Ambrosoli ora fa retromarcia: gli indagati restano nelle liste

La sinistra cambia linea sugli avvisi di garanzia ai consiglieri ricandidati: dimissioni solo in caso di processo. E per l'avvocato la colpa è sempre degli altri

Umberto Ambrosoli, candidato del centrosinistra in Regione Lombardia
Umberto Ambrosoli, candidato del centrosinistra in Regione Lombardia

Questa non gli ci voleva. Mancano quattro settimane al voto e Umberto Ambrosoli si trova alle prese con un colpo imprevisto - almeno da lui - e forse imparabile. Il caso giudiziario che turba i sonni della sinistra è quello dei rimborsi in Consiglio regionale. L'ipotesi di reato su cui indaga la Procura è peculato. E fra i ventinove indagati ci sarebbero i capigruppo di Pd, Sel, Idv e Udc. Una brutta tegola. E un facile argomento per il suo avversario, Roberto Maroni: «Caro Ambrosoli, come la mettiamo con la promessa natalizia di liste senza indagati? Casciaball cosmico». In effetti l'avvocato ieri mattina si è mostrato preoccupato di far vedere una qualche reazione. Anti due. Prima ha commentato la vicenda, poi ha annunciato contromisure. Dovendo giustificare in qualche modo i partiti che lo sostengono, ha cercato di spostare il tiro sugli altri. «Chi fino ad oggi ha avuto la possibilità di governare la Regione negli ultimi 20 anni - ha detto - non ha neanche lontanamente provato a prevenire questo fenomeno». Quindi ha tentato di distinguere fra le vicende che hanno riguardato i due diversi schieramenti. «Sappiamo - ha osservato - che c'è una differenza incredibile tra le ipotesi al vaglio della magistratura». «Ma io - ha aggiunto - di questo non mi accontento, non mi fermo sulla differenza pur fortissima, io voglio prevenire».
Non accontentandosi, a metà mattina ospite della Cisl e poi a mezzogiorno alla presentazione della lista «Con Ambrosoli presidente», ha annunciato la richiesta avanzata ai partiti della sua coalizione - e da questi accolta ufficialmente poche ore dopo: chi dovesse essere rinviato a giudizio dovrà dimettersi. Ma l'asticella si è abbassata rispetto alla regola che anche il Pd si era imposto statutariamente: il possibile «no» alla candidatura degli indagati. Un principio discutibile, è vero, ma su cui a sinistra si punta spesso, quando si tratta di proclami teorici sulle cosiddette «liste pulite». E lo stesso Ambrosoli in effetti a dicembre aveva fatto sapere di aver chiesto che non ci fossero indagati nelle liste, pur ammettendo che non sarebbe stato facile. Ora deve prendere atto che non ci sarà un passo indietro - formale o sostanziale - delle persone coinvolte. Nessuna rinuncia a correre, come si ipotizzava. Da ieri si sa che a sinistra aspetteranno gli eventuali processi. La campagna elettorale ha un ostacolo in più. Non sembrava poter potare su carisma e popolarità, Ambrosoli, che ha scelto di buttarsi nella mischia elettorale, dopo qualche tentennamento, giocando tutte le sue carte sul profilo civico e sul tema della legalità. Ora, con una ventina di giorni che lo separano dalle urne, dovrà far dimenticare anche questa vicenda.
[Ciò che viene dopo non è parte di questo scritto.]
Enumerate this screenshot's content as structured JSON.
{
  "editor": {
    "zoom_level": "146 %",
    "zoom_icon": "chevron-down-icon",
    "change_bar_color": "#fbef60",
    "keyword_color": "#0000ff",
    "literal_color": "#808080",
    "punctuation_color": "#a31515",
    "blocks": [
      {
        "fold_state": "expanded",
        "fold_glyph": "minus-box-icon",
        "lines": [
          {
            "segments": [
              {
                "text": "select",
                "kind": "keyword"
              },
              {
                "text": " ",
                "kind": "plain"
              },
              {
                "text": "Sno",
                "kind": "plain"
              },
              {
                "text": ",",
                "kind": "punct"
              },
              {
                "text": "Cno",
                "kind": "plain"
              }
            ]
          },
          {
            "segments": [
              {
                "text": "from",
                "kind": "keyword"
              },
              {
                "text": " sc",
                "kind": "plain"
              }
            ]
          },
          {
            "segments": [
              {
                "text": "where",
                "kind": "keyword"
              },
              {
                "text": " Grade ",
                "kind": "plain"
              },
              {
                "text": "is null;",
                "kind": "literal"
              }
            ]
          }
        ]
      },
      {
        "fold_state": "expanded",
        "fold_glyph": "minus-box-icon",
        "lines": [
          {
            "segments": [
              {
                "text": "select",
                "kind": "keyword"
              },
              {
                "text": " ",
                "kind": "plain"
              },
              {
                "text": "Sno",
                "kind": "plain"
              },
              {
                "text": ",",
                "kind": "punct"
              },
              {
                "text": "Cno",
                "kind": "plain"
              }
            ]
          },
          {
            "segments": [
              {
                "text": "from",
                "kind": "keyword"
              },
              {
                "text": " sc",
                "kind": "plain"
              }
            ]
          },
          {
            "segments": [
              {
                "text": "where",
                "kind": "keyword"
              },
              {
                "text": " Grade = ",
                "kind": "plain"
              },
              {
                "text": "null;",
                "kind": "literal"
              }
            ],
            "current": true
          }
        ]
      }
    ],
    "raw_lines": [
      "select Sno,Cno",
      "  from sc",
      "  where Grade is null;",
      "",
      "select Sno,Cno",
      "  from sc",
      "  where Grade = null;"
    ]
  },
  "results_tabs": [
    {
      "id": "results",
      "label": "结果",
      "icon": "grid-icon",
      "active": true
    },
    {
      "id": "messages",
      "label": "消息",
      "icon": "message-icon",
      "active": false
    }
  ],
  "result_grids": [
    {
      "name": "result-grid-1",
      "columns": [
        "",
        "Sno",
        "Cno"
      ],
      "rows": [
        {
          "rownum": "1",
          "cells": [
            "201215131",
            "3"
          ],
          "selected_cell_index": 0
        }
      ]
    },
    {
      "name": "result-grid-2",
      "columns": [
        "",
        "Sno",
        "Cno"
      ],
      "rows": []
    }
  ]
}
E sarà un caso, ma presentando la sua lista civica ha insistito sul fatto che si tratti di «volti nuovi, con proposte di discontinuità e portatori di impegno sul rispetto dell'etica e dei valori a garanzia di trasparenza e partecipazione». Intanto i suoi candidati si sono impegnati - fra l'altro - «a non utilizzare beni provenienti dalla Regione per scopi diversi da quelli dell'istituzione regionale».